Family jokes
So Kenny finally found his one true love.
But he can't be with her because it's illegal to marry your sister.
The orphan had to earn money because he/she didn't have parents to give him/her an allowance.
What show does an orphan hate?
Family Guy.
Why do orphans have an iPhone X?
Because there is no home button.
If Jeffy goes to an orphanage, he will die. How is he supposed to move?
Man: Oi, dude, why did you shoot the orphans!?
Other man: Because.
Man: Because why!?
Other man: Because who are they gonna tell? Their parents?
My granddad died in Auschwitz in WW2...
He fell from a tower.
Me: "You wanna see my dad?"
Some kid: "Yeah?"
Me: "Close your eyes and he will appear."
Some kid: "He ain't appearing."
Me: "Sorry I thought he would appear for you. He won't appear for me."
*The kid laughs*
Moral: Not everything is supposed to be funny text if you notice what was really going on. π
Your mama is so ugly that her birth certificate is an apology letter from the condom company.
The news of the brother getting sucked off regularly by his sister spread really fast... all over her face π€€.
Kid: Dad, what's an orphan?
Dad:
What do you call the worst joke ever?
Well, according to my mom, I am.
Dad: You're adopted.
Son: Where are my real parents?
Dad: >:D They are dead, now come to their grave and sleep there.
Yesterday, I tickled my granddaughter's feet.
She is being born in 2 months.
I was looking forward to reading the short jokes to see if I could find my uncle.
Son said to father, "Last night was the best you and Mom..."
Father said, "Yeah, me, you, and your mother had sex."
Son said, "It was fun licking her pussy."
Father said, "I know it was fun when I sucked YOUR dick and your mother did.
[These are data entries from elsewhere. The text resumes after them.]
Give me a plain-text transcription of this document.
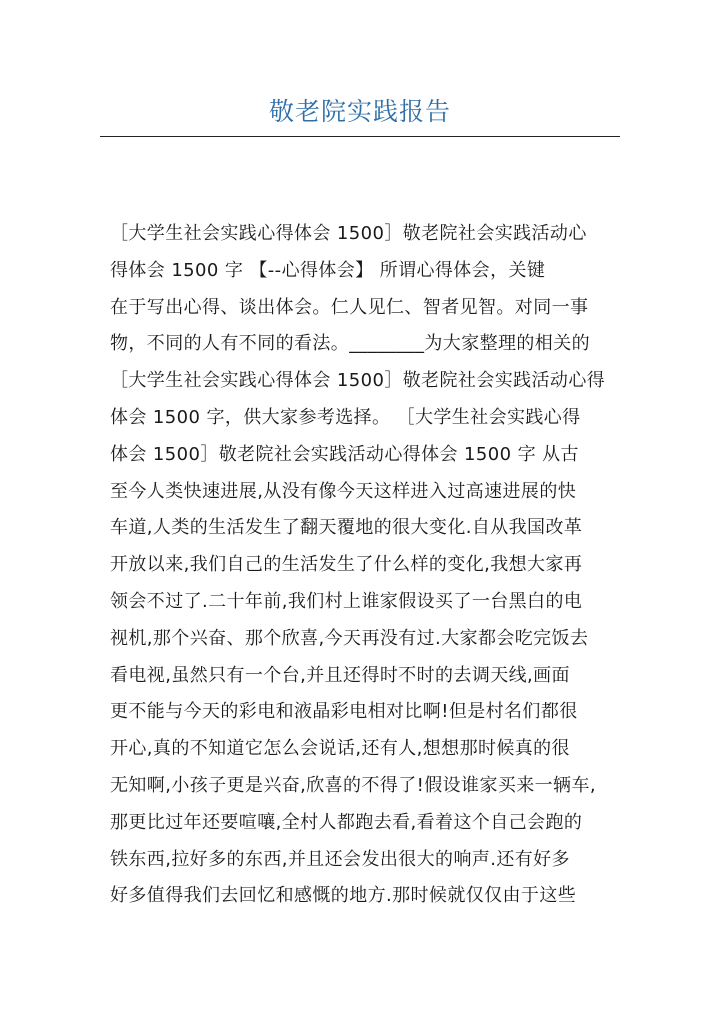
敬老院实践报告
［大学生社会实践心得体会 1500］敬老院社会实践活动心
得体会 1500 字 【--心得体会】 所谓心得体会，关键
在于写出心得、谈出体会。仁人见仁、智者见智。对同一事
物，不同的人有不同的看法。________为大家整理的相关的
［大学生社会实践心得体会 1500］敬老院社会实践活动心得
体会 1500 字，供大家参考选择。 ［大学生社会实践心得
体会 1500］敬老院社会实践活动心得体会 1500 字 从古
至今人类快速进展,从没有像今天这样进入过高速进展的快
车道,人类的生活发生了翻天覆地的很大变化.自从我国改革
开放以来,我们自己的生活发生了什么样的变化,我想大家再
领会不过了.二十年前,我们村上谁家假设买了一台黑白的电
视机,那个兴奋、那个欣喜,今天再没有过.大家都会吃完饭去
看电视,虽然只有一个台,并且还得时不时的去调天线,画面
更不能与今天的彩电和液晶彩电相对比啊!但是村名们都很
开心,真的不知道它怎么会说话,还有人,想想那时候真的很
无知啊,小孩子更是兴奋,欣喜的不得了!假设谁家买来一辆车,
那更比过年还要喧嚷,全村人都跑去看,看着这个自己会跑的
铁东西,拉好多的东西,并且还会发出很大的响声.还有好多
好多值得我们去回忆和感慨的地方.那时候就仅仅由于这些
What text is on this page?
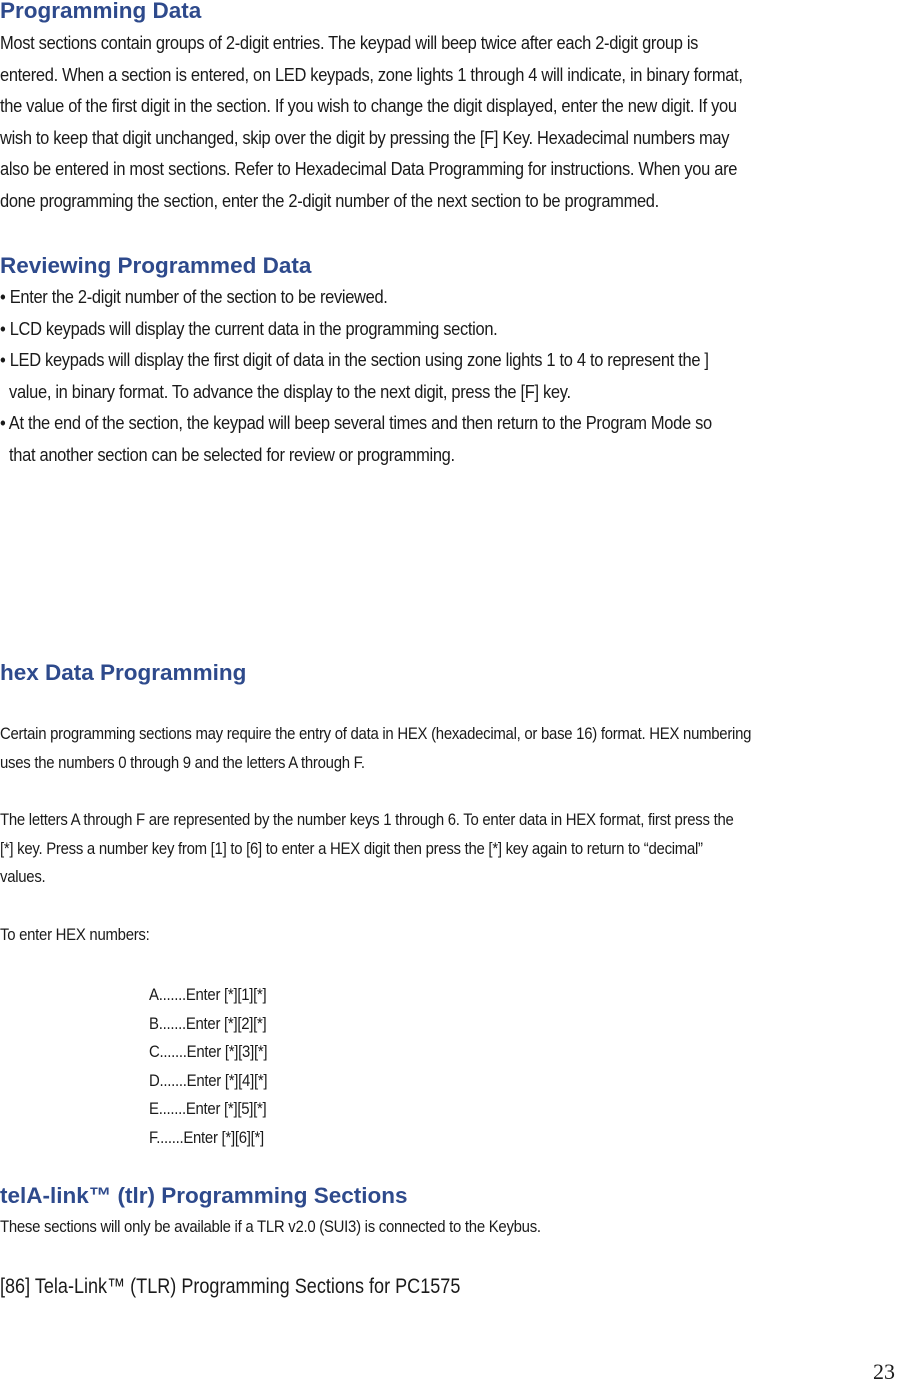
Programming Data

Most sections contain groups of 2-digit entries. The keypad will beep twice after each 2-digit group is

entered. When a section is entered, on LED keypads, zone lights 1 through 4 will indicate, in binary format,

the value of the first digit in the section. If you wish to change the digit displayed, enter the new digit. If you

wish to keep that digit unchanged, skip over the digit by pressing the [F] Key. Hexadecimal numbers may

also be entered in most sections. Refer to Hexadecimal Data Programming for instructions. When you are

done programming the section, enter the 2-digit number of the next section to be programmed.

Reviewing Programmed Data

• Enter the 2-digit number of the section to be reviewed.

• LCD keypads will display the current data in the programming section.

• LED keypads will display the first digit of data in the section using zone lights 1 to 4 to represent the ]

value, in binary format. To advance the display to the next digit, press the [F] key.

• At the end of the section, the keypad will beep several times and then return to the Program Mode so

that another section can be selected for review or programming.

hex Data Programming

Certain programming sections may require the entry of data in HEX (hexadecimal, or base 16) format. HEX numbering

uses the numbers 0 through 9 and the letters A through F.

The letters A through F are represented by the number keys 1 through 6. To enter data in HEX format, first press the

[*] key. Press a number key from [1] to [6] to enter a HEX digit then press the [*] key again to return to “decimal”

values.

To enter HEX numbers:

A.......Enter [*][1][*]
B.......Enter [*][2][*]
C.......Enter [*][3][*]
D.......Enter [*][4][*]
E.......Enter [*][5][*]
F.......Enter [*][6][*]
telA-link™ (tlr) Programming Sections

These sections will only be available if a TLR v2.0 (SUI3) is connected to the Keybus.

[86] Tela-Link™ (TLR) Programming Sections for PC1575
23
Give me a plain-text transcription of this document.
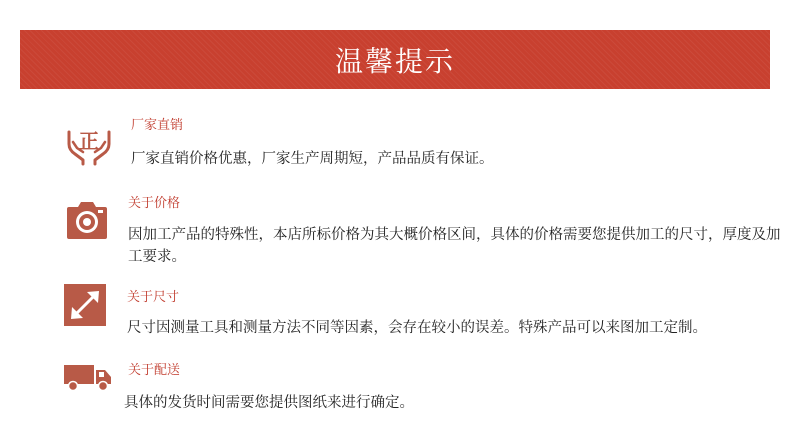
温馨提示
正
厂家直销
厂家直销价格优惠，厂家生产周期短，产品品质有保证。
关于价格
因加工产品的特殊性，本店所标价格为其大概价格区间，具体的价格需要您提供加工的尺寸，厚度及加工要求。
关于尺寸
尺寸因测量工具和测量方法不同等因素，会存在较小的误差。特殊产品可以来图加工定制。
关于配送
具体的发货时间需要您提供图纸来进行确定。
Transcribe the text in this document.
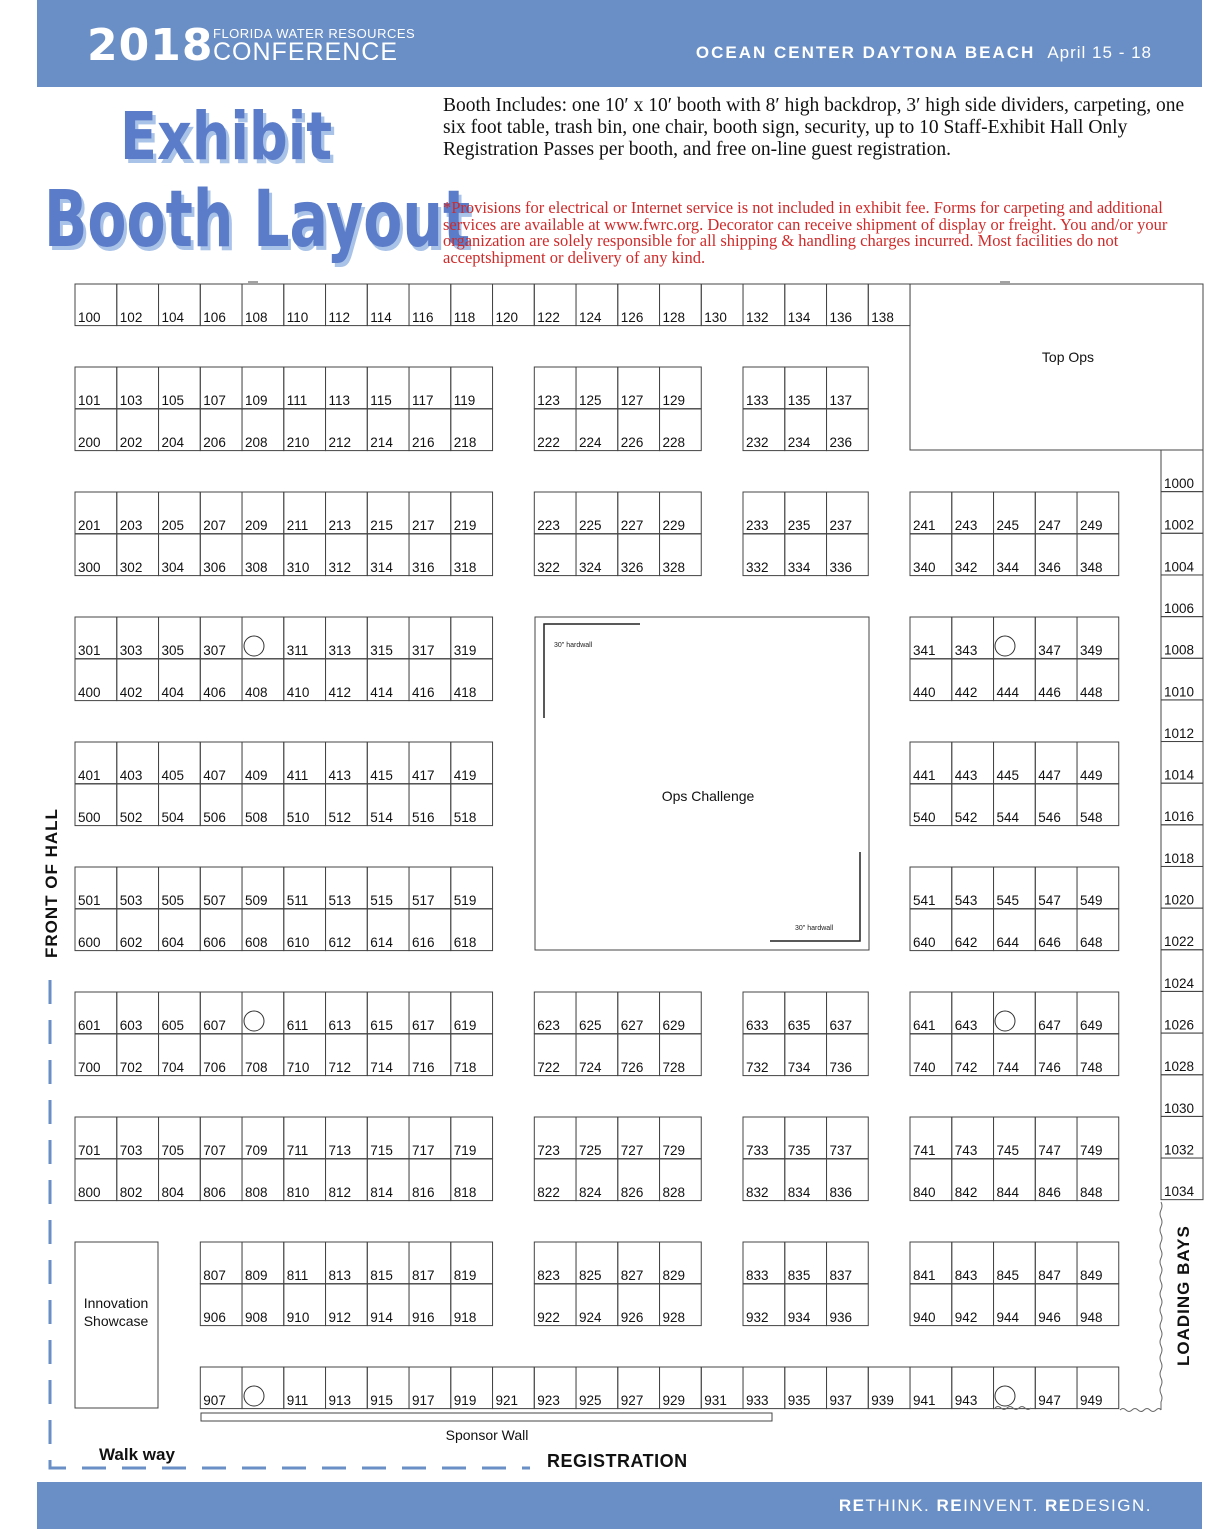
2018 FLORIDA WATER RESOURCES
CONFERENCE	OCEAN CENTER DAYTONA BEACH April 15 - 18
Exhibit
Booth Layout
Booth Includes: one 10′ x 10′ booth with 8′ high backdrop, 3′ high side dividers, carpeting, one six foot table, trash bin, one chair, booth sign, security, up to 10 Staff-Exhibit Hall Only Registration Passes per booth, and free on-line guest registration.
*Provisions for electrical or Internet service is not included in exhibit fee. Forms for carpeting and additional services are available at www.fwrc.org. Decorator can receive shipment of display or freight. You and/or your organization are solely responsible for all shipping & handling charges incurred. Most facilities do not acceptshipment or delivery of any kind.
100 102 104 106 108 110 112 114 116 118 120 122 124 126 128 130 132 134 136 138
101 103 105 107 109 111 113 115 117 119	123 125 127 129	133 135 137
200 202 204 206 208 210 212 214 216 218	222 224 226 228	232 234 236
201 203 205 207 209 211 213 215 217 219	223 225 227 229	233 235 237	241 243 245 247 249
300 302 304 306 308 310 312 314 316 318	322 324 326 328	332 334 336	340 342 344 346 348
301 303 305 307	311 313 315 317 319	341 343	347 349
400 402 404 406 408 410 412 414 416 418	440 442 444 446 448
401 403 405 407 409 411 413 415 417 419	441 443 445 447 449
500 502 504 506 508 510 512 514 516 518	540 542 544 546 548
501 503 505 507 509 511 513 515 517 519	541 543 545 547 549
600 602 604 606 608 610 612 614 616 618	640 642 644 646 648
601 603 605 607	611 613 615 617 619	623 625 627 629	633 635 637	641 643	647 649
700 702 704 706 708 710 712 714 716 718	722 724 726 728	732 734 736	740 742 744 746 748
701 703 705 707 709 711 713 715 717 719	723 725 727 729	733 735 737	741 743 745 747 749
800 802 804 806 808 810 812 814 816 818	822 824 826 828	832 834 836	840 842 844 846 848
807 809 811 813 815 817 819	823 825 827 829	833 835 837	841 843 845 847 849
906 908 910 912 914 916 918	922 924 926 928	932 934 936	940 942 944 946 948
907	911 913 915 917 919 921 923 925 927 929 931 933 935 937 939 941 943	947 949
1000
1002
1004
1006
1008
1010
1012
1014
1016
1018
1020
1022
1024
1026
1028
1030
1032
1034
Top Ops
Ops Challenge
30" hardwall
30" hardwall
Innovation
Showcase
Sponsor Wall
FRONT OF HALL
LOADING BAYS
Walk way	REGISTRATION
RETHINK. REINVENT. REDESIGN.
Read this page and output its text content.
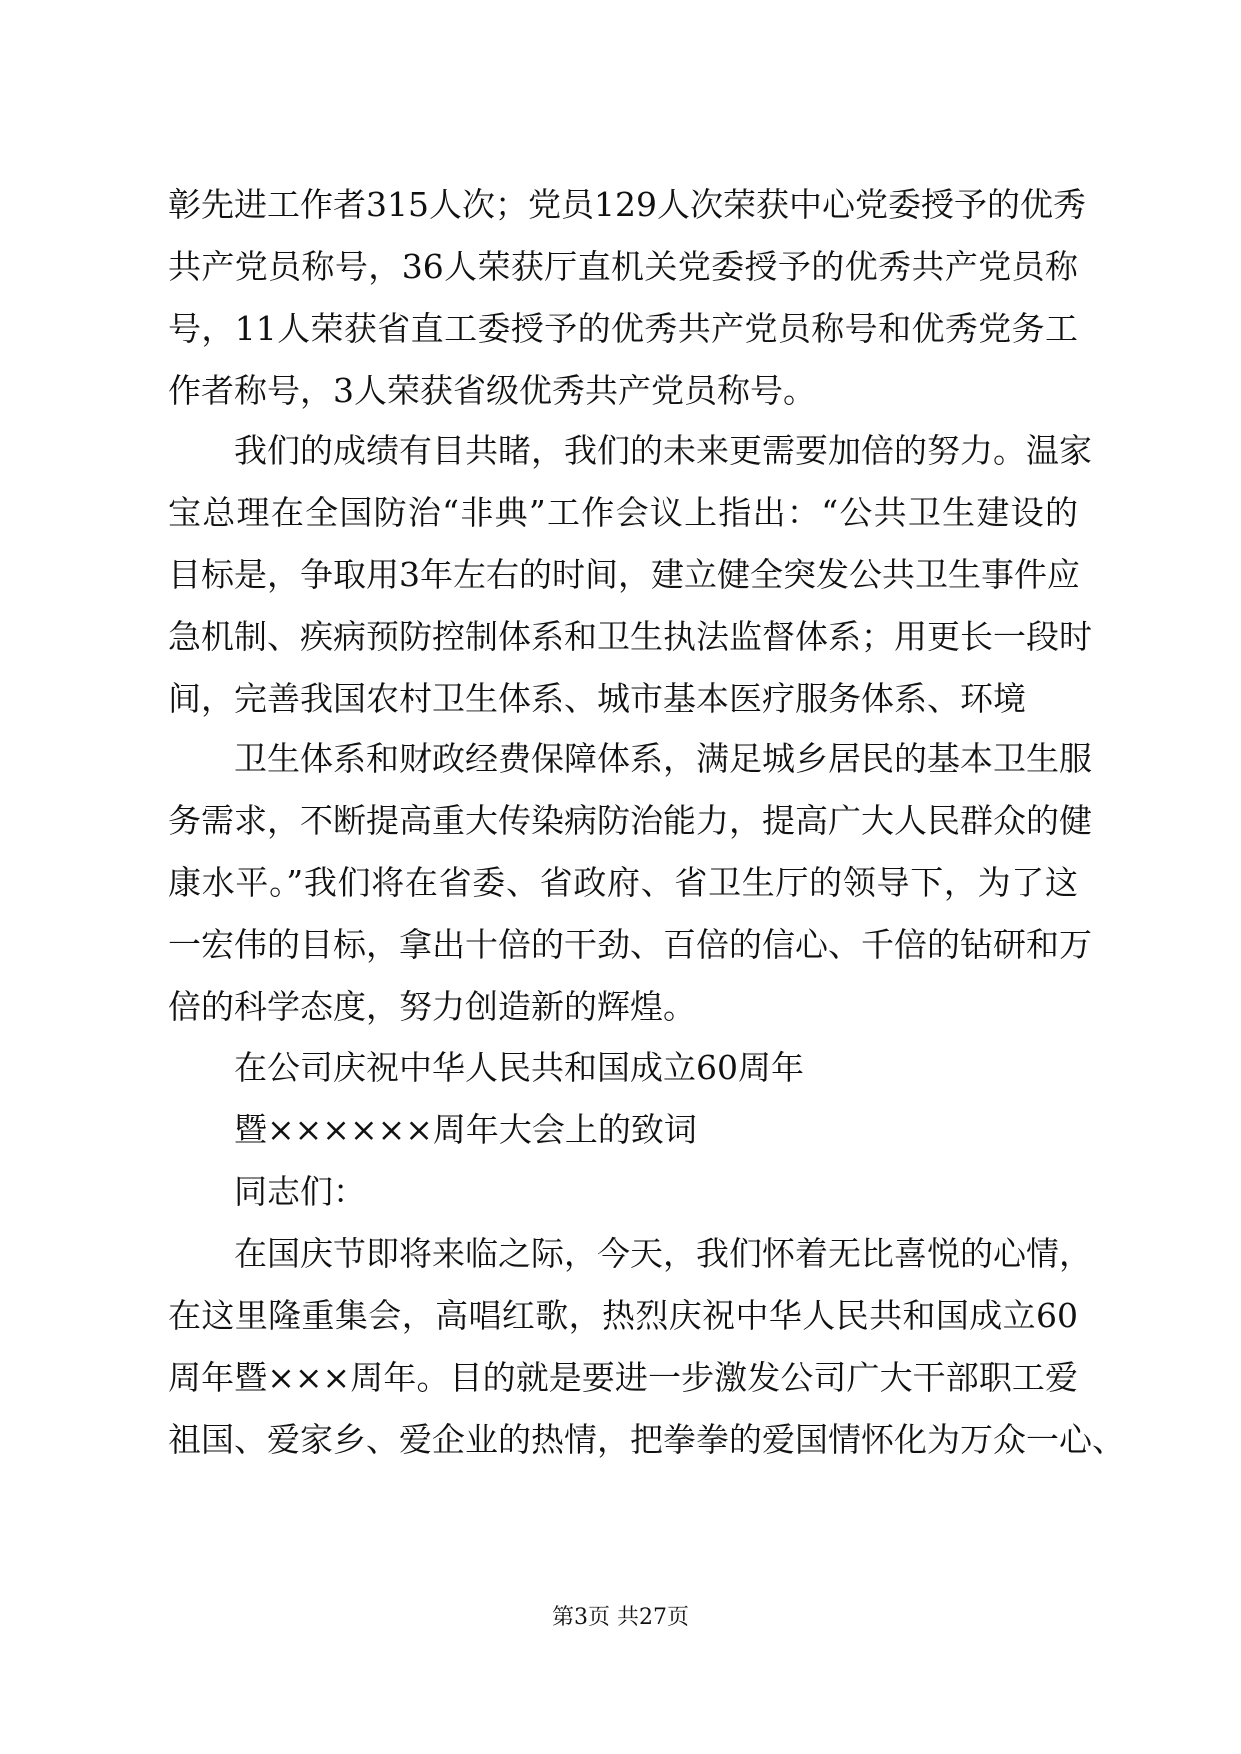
彰先进工作者315人次；党员129人次荣获中心党委授予的优秀
共产党员称号，36人荣获厅直机关党委授予的优秀共产党员称
号，11人荣获省直工委授予的优秀共产党员称号和优秀党务工
作者称号，3人荣获省级优秀共产党员称号。

我们的成绩有目共睹，我们的未来更需要加倍的努力。温家
宝总理在全国防治“非典”工作会议上指出：“公共卫生建设的
目标是，争取用3年左右的时间，建立健全突发公共卫生事件应
急机制、疾病预防控制体系和卫生执法监督体系；用更长一段时
间，完善我国农村卫生体系、城市基本医疗服务体系、环境

卫生体系和财政经费保障体系，满足城乡居民的基本卫生服
务需求，不断提高重大传染病防治能力，提高广大人民群众的健
康水平。”我们将在省委、省政府、省卫生厅的领导下，为了这
一宏伟的目标，拿出十倍的干劲、百倍的信心、千倍的钻研和万
倍的科学态度，努力创造新的辉煌。

在公司庆祝中华人民共和国成立60周年

暨××××××周年大会上的致词

同志们：

在国庆节即将来临之际，今天，我们怀着无比喜悦的心情，
在这里隆重集会，高唱红歌，热烈庆祝中华人民共和国成立60
周年暨×××周年。目的就是要进一步激发公司广大干部职工爱
祖国、爱家乡、爱企业的热情，把拳拳的爱国情怀化为万众一心、

第3页 共27页
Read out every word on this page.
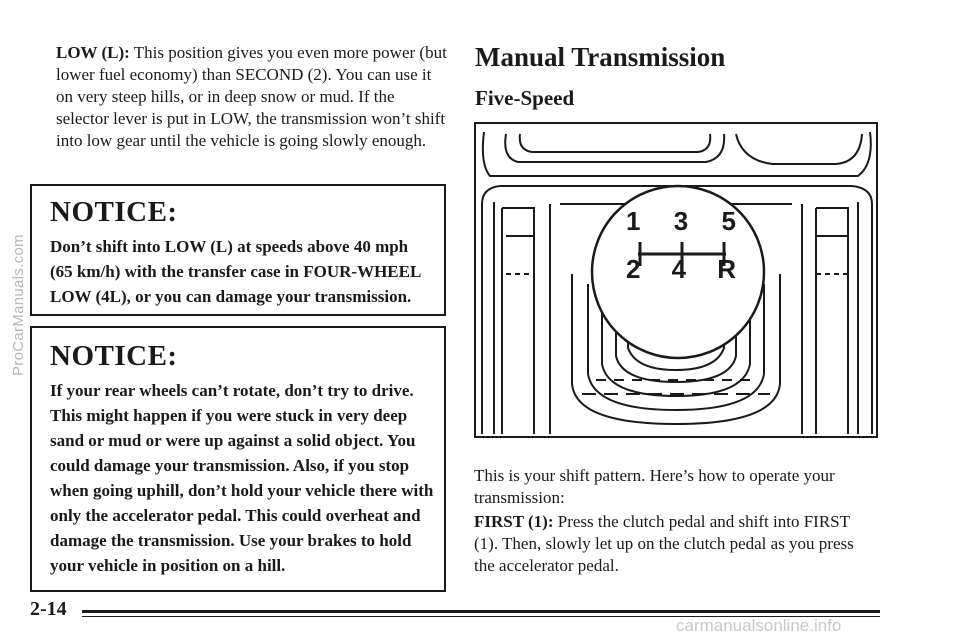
LOW (L): This position gives you even more power (but lower fuel economy) than SECOND (2). You can use it on very steep hills, or in deep snow or mud. If the selector lever is put in LOW, the transmission won’t shift into low gear until the vehicle is going slowly enough.
NOTICE:
Don’t shift into LOW (L) at speeds above 40 mph (65 km/h) with the transfer case in FOUR-WHEEL LOW (4L), or you can damage your transmission.
NOTICE:
If your rear wheels can’t rotate, don’t try to drive. This might happen if you were stuck in very deep sand or mud or were up against a solid object. You could damage your transmission. Also, if you stop when going uphill, don’t hold your vehicle there with only the accelerator pedal. This could overheat and damage the transmission. Use your brakes to hold your vehicle in position on a hill.
Manual Transmission
Five-Speed
1 3 5
2 4 R
This is your shift pattern. Here’s how to operate your transmission:
FIRST (1): Press the clutch pedal and shift into FIRST (1). Then, slowly let up on the clutch pedal as you press the accelerator pedal.
2-14
ProCarManuals.com
carmanualsonline.info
Did it feel good?"
Son said, "Yes, it was. Wanna do it again tomorrow?"
Father said, "YES BUT without your mom, we'll suck each other's dick and lick it and bite and shove each other's dick next to each other."
Son said, "Yeah, and if we do it again, let's have Mom and my girlfriend join next time."
Father said, "Ok, it's time to go to bed, son."
Son said, "Ok, love you, can you and Mom sleep with me without your clothes?"
Father said, "Ok, but you have to promise to go to bed."
Son said, "Ok, see you there." ππ π π π¦π¦π¦π¦π¦π¦πππ¦π¦π¦π¦π¦
I don't know why my boyfriend's dad doesn't like me. Maybe because we had sex?
What does "bitch" mean?
Son asked father, father said it means "you're handsome." Son said, "OK, you're a bitch." Father: "Of course not, I'm not a bitch!"
My grandad broke his legs.
To cheer him up, I bought him a Walkman.
I told my mother I wanted a brother for Christmas. The next day, I saw her in the strip club across the street.